Initially, there was a path related problem. They solved it. Then there was a 32-bit vs. 64-bit problem (or so they thought). They solved it. Then there was some version mismatch. They solved it. At that point, they moved it into production. Presently, the mysterious crashes started. Yesterday, I was called in.

Even before I landed there, my thinking was: (a) such molecules could be known corner cases of the third-party library, or (b) there is a memory corruption (e.g. JVM trying to garbage-collect memory allocated by C runtime).

I began by understanding the issue's history. I familiarized myself with the part of the code that was interfacing with the native code. Together with the team, I set up various scenarios to reproduce the crash. After a couple of hours, the first crash did occur. Using trace information, we looked up the forums of the third-party vendor who supplied the native library and its wrapper Java library. The forums had discussions concerning some of the exactly same scenarios that we had set up for testing. They were stated to be known problems. We also saw that a newer version of the vendor library was available. At this point, it appeared as if my first guess was probably correct.

Re-running the scenarios with the updated library caused similar crashes, nevertheless! After a couple of more hours, the situation appeared to have reached a dead end.

Then, I suddenly saw a pattern in the crashes -- they all happened only in multi-user scenarios! Then I remembered my second line of reasoning. It was memory corruption, but probably due to global data in the native library! We quickly verified this by simultaneously launching the said functionality in independent JVM instances. There were no crashes!

So, that indeed was the problem! The native library was not thread-safe! We then re-wrote that part of the application to factor the native part into a separate process to be run in a new instance of JVM. Each client request invoking that particular functionality would run in a separate JVM, handing the results over in a text file, back to the mother program. With thread-safety problem out of the way, the application went back to running happily!

2010-11-04

Happy ending!

I was thinking of filing an issue for the stat problem of Go for Windows. I was about to do that this evening, when I received my daily digest of Go mailing list. I found an announcement therein that a new release of Go was made yesterday night. The release notes said, to my disbelief, that the stat problem in Windows was solved!
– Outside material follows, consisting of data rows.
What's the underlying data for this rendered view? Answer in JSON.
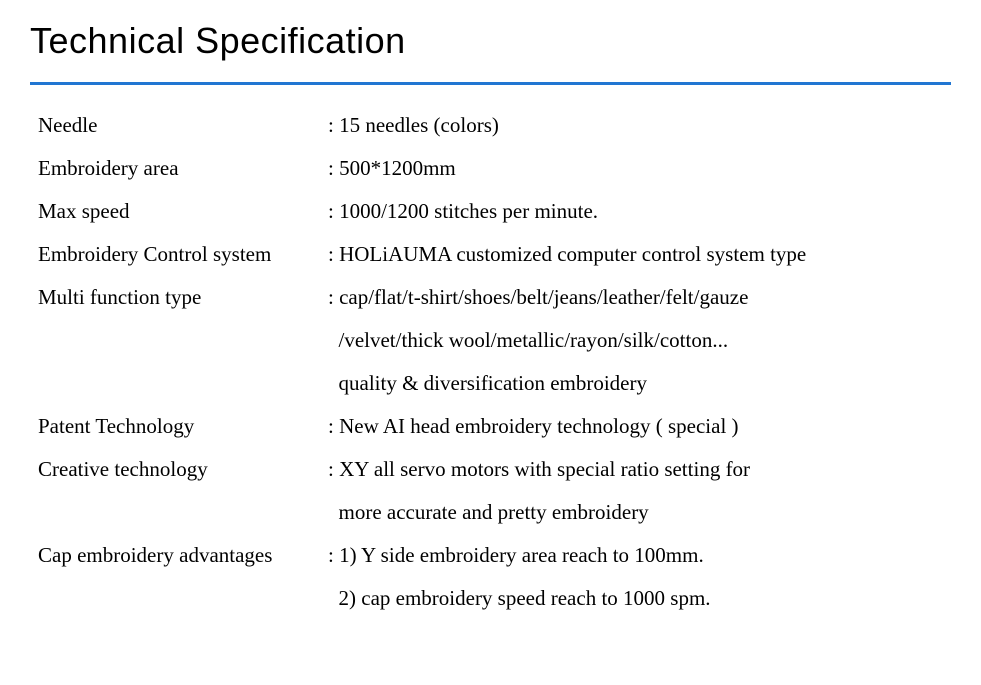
{
  "title": "Technical Specification",
  "divider_color": "#2176d2",
  "specs": {
    "needle": {
      "label": "Needle",
      "value": ": 15 needles (colors)"
    },
    "embroidery_area": {
      "label": "Embroidery area",
      "value": ": 500*1200mm"
    },
    "max_speed": {
      "label": "Max speed",
      "value": ": 1000/1200 stitches per minute."
    },
    "control_system": {
      "label": "Embroidery Control system",
      "value": ": HOLiAUMA customized computer control system type"
    },
    "multi_function": {
      "label": "Multi function type",
      "line1": ": cap/flat/t-shirt/shoes/belt/jeans/leather/felt/gauze",
      "line2": "  /velvet/thick wool/metallic/rayon/silk/cotton...",
      "line3": "  quality & diversification embroidery"
    },
    "patent_tech": {
      "label": "Patent Technology",
      "value": ": New AI head embroidery technology ( special )"
    },
    "creative_tech": {
      "label": "Creative technology",
      "line1": ": XY all servo motors with special ratio setting for",
      "line2": "  more accurate and pretty embroidery"
    },
    "cap_advantages": {
      "label": "Cap embroidery advantages",
      "line1": ": 1) Y side embroidery area reach to 100mm.",
      "line2": "  2) cap embroidery speed reach to 1000 spm."
    }
  }
}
I eagerly downloaded the new version for Windows, and re-compiled the SHA-1 summing program with it. I ran it, I admit, with some trepidation. It ran as it should (have) -- smoothly!

Now, that is some coincidence! Happy ending, thusly!

2010-11-03

Fruition :-)

I spent a couple of hours rewriting the Go version of the program in C++ using Qt. This version worked flawlessly, much to my relief!

Qt is a very well-designed library! This is the same feeling that gets reinforced every time I work with it.

I used a class called QDirIterator, whose function is self-describing. While Qt supports STL-style iterators, it recently introduced Java-style iterators. These new iterators support hasNext() and next() combination for traversal through the containers. Needless to say, these are much easier to use than the corresponding STL-style iterators.

In all, I enjoyed the program's rewrite exercise, which also came to fruition!